Architecture

System design for safe production failure replay

FluxRun splits the system across SDK capture, customer-controlled replay agents, low-latency ingest, durable payload storage, query APIs, and a dashboard built for incident triage.

End-to-end path

SDK to replay, with clear trust boundaries

The core system path is intentionally explicit: capture in the app, store only what the platform needs, and send sensitive replay actions back through the customer's agent.

SDK

Wraps routes and records supported execution boundaries.

Agent Route

Customer runtime endpoint for decrypt, replay, and protected unlock.

Ingest Worker

Validates project auth and receives execution batches.

Storage

Persists indexed summaries and encrypted execution payloads.

Query API

Serves run lists, execution detail, events, network, and issue views.

Dashboard

Svelte UI for triage, replay readiness, and regression workflow.

Replay

Agent runs captured path with recorded IO and no live side effects.

Platform map

What runs where

FluxRun uses Cloudflare for the internet-facing control plane and Golang services for the data-plane path where ingest durability, object storage, and query backends matter.

SDK execution batch
  -> HTTPS POST /v1/executions
  -> project token check
  -> edge WAL append
  -> data-node aggregation
  -> object storage payload
  -> query API visibility

Cloudflare Workers

Auth, management GraphQL, query, alert, and usage services sit close to the browser and SDK control paths.

Golang services

Edge and data-node services handle ingest durability, batching, object storage writes, and query backends.

Svelte dashboard

The app renders failures, execution detail, network evidence, replay readiness, and regression actions.

PostgreSQL

Control-plane state, workspace data, apps, tokens, billing state, and configuration live in relational storage.

OCI Object Storage

Durable payload storage keeps larger execution artifacts out of the relational hot path.

Execution payload storage

Summaries stay queryable while sensitive event bodies and protected payloads remain encrypted or masked.

Recorded IO model

Request state

Captured request method, route, headers, body, request id, and trace metadata.

Recorded IO

Fetches, host RPC calls, env reads, time, timers, randomness, logs, result, and error.

Agent unlock

Dashboard asks the customer agent for short-lived decrypt or replay actions.

Safe replay

Recorded responses are served back to the execution instead of touching live systems.

Protected payload unlock

The dashboard can inspect summaries, but sensitive payload access is routed through the customer agent.

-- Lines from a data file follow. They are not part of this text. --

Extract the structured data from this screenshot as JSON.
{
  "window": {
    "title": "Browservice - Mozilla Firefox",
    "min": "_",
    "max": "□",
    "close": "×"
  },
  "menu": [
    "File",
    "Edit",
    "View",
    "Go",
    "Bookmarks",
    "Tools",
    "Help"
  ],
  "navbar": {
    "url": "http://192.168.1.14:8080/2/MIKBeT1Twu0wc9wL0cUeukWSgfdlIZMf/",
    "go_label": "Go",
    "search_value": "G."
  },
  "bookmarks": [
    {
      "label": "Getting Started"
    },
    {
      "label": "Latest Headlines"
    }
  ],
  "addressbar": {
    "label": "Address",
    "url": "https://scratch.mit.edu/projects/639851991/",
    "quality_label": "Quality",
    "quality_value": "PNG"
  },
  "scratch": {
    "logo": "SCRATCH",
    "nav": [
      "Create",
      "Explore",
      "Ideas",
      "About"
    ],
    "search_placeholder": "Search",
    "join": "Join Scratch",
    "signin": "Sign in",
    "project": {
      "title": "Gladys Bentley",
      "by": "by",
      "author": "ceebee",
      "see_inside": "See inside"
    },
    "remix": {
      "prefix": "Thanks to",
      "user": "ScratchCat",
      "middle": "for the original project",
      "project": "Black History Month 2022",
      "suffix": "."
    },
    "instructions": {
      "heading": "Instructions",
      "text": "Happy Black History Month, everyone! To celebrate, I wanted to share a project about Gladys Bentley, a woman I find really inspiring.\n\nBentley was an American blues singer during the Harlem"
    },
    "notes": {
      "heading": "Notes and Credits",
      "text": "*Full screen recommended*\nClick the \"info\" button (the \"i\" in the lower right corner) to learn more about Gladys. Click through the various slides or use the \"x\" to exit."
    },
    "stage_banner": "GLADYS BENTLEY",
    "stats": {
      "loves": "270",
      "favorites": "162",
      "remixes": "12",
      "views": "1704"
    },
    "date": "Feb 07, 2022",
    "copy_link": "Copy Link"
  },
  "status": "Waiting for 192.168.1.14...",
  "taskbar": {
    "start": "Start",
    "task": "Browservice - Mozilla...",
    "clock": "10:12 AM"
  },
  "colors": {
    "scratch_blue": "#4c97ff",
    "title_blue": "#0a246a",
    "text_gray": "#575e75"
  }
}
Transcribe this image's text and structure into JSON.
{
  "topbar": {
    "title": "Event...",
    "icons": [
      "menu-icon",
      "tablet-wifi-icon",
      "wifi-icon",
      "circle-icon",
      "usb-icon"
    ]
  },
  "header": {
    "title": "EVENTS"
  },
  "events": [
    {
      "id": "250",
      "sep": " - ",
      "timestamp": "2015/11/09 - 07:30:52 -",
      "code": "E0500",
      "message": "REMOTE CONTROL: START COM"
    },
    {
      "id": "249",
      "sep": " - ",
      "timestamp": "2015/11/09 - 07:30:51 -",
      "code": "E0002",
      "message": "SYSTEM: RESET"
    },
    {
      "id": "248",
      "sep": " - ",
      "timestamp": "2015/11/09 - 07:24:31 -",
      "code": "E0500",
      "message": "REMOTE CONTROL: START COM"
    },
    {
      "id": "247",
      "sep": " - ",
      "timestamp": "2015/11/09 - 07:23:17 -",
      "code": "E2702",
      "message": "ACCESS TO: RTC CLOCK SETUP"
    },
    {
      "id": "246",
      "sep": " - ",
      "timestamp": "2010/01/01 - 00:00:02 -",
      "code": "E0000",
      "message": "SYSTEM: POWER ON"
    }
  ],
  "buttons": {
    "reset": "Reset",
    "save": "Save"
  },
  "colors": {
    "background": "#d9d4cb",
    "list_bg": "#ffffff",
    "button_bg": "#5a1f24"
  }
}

Private replay keys stay in the customer runtime with the traced route.

Replay safety boundary

During replay, fetches and host calls are satisfied from captured responses. DB, payment, queue, email, and external API writes do not run again.

Interview talking points

Why this is platform work

The architecture is valuable because product experience, replay semantics, cryptographic ownership, and operational ingest all depend on one another.

Trust boundary

Keep sensitive replay actions customer-controlled.

Latency and durability

Acknowledge ingest only after the write path is durable enough for telemetry.

Product loop

Convert one production failure into a fix and regression guard.